En pleno auge del documental como formato alternativo a la ficción en las series, The Last Dance ha arrasado durante los meses más crudos de la pandemia con una suerte de biopic sobre Michael Jordan. Ahora que, con la muerte de Maradona, volvemos al debate sobre los ídolos de barro y la necesaria coherencia vital que debe existir entre el genio en la pista y el ser humano que también juega fuera de ella, es un buen momento para ver esta entretenidísima miniserie, de diez capítulos, producida por Netflix y la cadena americana de deportes ESPN.
Corría el otoño de 1997 y Michael Jordan y los Chicago Bulls permitieron que un equipo de filmación los siguiera en su periplo por alcanzar el sexto anillo de la NBA. El resultado es un producto audiovisual más que notable, que reconoce a la leyenda sin caer en el panegírico, con una documentación amplia y una cadencia narrativa que mantiene interés hasta el final.

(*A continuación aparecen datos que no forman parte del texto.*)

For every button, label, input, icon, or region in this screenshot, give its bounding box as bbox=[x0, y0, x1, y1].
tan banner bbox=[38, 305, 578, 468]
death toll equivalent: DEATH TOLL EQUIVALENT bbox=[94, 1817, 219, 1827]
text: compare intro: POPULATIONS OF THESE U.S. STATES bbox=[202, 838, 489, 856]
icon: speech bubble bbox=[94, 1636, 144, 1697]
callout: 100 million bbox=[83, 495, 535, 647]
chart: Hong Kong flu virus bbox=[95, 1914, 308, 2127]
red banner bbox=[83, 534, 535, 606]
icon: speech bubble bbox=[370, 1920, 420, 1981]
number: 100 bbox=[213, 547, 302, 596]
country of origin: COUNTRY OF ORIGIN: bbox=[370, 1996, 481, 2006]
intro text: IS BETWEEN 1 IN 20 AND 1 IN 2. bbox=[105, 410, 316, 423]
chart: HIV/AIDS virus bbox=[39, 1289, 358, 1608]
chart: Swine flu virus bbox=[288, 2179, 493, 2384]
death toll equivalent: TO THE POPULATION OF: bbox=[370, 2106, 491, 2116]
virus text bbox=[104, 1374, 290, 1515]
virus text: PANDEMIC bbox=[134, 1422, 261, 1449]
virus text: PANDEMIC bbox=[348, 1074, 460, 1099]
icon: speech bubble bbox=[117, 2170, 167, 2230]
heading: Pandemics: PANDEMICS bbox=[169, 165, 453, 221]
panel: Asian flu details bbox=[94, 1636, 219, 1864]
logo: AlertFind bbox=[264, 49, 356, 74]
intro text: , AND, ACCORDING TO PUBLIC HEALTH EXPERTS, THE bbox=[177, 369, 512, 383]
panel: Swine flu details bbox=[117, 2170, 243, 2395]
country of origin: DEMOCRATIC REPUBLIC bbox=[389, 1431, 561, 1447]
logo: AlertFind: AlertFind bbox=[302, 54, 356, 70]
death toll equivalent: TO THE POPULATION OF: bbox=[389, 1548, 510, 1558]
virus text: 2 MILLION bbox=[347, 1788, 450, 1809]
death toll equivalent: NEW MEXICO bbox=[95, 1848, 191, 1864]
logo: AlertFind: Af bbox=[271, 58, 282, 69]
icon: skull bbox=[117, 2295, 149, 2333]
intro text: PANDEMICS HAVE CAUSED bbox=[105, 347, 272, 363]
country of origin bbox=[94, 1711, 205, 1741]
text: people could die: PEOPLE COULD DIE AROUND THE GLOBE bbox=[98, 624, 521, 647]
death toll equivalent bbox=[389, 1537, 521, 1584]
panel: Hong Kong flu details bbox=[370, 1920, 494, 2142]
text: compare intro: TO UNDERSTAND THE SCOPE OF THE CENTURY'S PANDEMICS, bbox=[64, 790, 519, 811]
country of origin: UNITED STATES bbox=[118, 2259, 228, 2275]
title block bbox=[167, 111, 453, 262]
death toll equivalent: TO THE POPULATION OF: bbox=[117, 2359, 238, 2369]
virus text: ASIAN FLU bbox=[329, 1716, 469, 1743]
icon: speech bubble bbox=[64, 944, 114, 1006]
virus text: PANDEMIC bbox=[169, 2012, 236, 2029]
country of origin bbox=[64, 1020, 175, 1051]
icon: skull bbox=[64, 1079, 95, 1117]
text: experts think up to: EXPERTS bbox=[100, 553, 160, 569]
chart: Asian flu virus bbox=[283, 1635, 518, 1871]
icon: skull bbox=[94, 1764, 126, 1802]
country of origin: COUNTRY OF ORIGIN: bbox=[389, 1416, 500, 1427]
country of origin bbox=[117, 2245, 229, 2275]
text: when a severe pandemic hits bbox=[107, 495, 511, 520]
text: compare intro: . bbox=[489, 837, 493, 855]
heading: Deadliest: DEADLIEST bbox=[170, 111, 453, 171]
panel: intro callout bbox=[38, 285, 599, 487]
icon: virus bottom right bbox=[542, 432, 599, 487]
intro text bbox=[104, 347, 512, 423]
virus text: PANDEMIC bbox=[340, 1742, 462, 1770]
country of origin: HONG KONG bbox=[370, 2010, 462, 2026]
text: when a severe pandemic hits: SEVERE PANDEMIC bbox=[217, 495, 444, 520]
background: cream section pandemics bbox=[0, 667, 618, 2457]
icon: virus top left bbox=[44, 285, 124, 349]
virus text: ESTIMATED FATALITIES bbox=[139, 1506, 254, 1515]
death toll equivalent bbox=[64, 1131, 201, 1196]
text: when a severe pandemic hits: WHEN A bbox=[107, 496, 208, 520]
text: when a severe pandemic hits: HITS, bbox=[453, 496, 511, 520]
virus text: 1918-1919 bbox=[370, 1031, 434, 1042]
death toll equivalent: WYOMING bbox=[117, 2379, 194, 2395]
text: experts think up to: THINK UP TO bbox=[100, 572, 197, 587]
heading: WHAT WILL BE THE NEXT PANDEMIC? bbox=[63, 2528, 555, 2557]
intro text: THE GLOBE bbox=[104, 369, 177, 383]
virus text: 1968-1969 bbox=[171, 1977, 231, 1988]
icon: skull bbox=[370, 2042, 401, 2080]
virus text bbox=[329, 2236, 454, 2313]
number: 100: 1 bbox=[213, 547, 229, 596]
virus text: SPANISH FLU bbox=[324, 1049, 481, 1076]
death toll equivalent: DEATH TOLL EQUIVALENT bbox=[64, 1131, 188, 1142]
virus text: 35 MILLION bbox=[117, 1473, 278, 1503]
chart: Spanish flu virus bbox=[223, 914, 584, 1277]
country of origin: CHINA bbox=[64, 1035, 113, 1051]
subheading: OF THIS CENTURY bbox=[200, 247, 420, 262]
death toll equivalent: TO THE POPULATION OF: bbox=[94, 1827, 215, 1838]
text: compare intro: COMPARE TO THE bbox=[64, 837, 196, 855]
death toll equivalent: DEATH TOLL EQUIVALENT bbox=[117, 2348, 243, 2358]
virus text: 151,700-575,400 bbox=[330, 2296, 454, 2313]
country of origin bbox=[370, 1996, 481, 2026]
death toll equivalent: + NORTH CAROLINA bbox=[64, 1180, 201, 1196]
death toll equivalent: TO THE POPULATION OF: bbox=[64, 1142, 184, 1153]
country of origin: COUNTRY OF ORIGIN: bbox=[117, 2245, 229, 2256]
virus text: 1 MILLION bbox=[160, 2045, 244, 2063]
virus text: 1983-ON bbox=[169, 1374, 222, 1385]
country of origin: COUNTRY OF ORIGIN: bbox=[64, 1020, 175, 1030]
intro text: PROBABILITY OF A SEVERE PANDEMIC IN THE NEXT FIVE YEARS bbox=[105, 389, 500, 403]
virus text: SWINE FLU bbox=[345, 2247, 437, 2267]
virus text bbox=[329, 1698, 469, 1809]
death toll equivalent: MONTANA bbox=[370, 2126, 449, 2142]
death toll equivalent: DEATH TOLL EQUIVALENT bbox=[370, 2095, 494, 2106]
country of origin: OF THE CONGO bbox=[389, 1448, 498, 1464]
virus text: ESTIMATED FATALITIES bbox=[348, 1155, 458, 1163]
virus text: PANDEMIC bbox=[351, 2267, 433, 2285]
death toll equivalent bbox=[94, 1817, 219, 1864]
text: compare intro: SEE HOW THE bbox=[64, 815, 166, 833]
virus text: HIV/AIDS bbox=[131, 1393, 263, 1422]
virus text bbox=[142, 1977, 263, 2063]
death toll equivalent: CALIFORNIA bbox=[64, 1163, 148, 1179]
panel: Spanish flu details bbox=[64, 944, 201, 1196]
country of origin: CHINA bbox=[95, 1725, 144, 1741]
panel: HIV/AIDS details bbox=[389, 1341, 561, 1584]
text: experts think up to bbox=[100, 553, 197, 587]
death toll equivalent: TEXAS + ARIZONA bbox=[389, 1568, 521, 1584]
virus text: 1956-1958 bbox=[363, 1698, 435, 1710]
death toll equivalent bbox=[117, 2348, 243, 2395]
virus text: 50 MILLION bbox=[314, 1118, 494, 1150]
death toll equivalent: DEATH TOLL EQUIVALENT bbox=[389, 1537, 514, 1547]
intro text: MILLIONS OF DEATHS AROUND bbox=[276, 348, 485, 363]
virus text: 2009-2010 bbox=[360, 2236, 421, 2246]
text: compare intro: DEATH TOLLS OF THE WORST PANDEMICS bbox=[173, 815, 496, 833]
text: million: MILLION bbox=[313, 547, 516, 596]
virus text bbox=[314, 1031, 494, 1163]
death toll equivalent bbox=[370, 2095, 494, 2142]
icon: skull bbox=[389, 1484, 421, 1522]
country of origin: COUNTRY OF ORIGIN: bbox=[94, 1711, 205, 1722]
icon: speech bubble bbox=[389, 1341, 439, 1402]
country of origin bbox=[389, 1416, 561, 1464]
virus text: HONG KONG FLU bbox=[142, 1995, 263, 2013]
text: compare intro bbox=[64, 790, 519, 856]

Gustará especialmente a los que somos de la generación EGB y apasionados por el deporte, en general, y por el baloncesto americano en particular. Y resultará al menos curioso, y puede servir incluso como el pretexto para el diálogo con adolescentes, a los jóvenes que hoy admiran, entre otros, a LeBron James, James Harden, Luka Doncic o a los hermanos Gasol. Les sorprenderán cosas de aquellos maravillosos años, no tan lejanos en el tiempo, y desde los que parece haber pasado, en muchos aspectos, más de un siglo.
Michael Jordan era una máquina de ganar, un portento de la naturaleza que tenía siempre entre ceja y ceja el triunfo deportivo. Este baile postrero que nos presenta la miniserie es una ocasión estupenda para reconocerle sus luces y poner sobre la mesa la cuestión de si, por muchos puntos que anotemos, no estaremos llamados a mirar hacia un lugar que se sitúa algo más arriba de la canasta.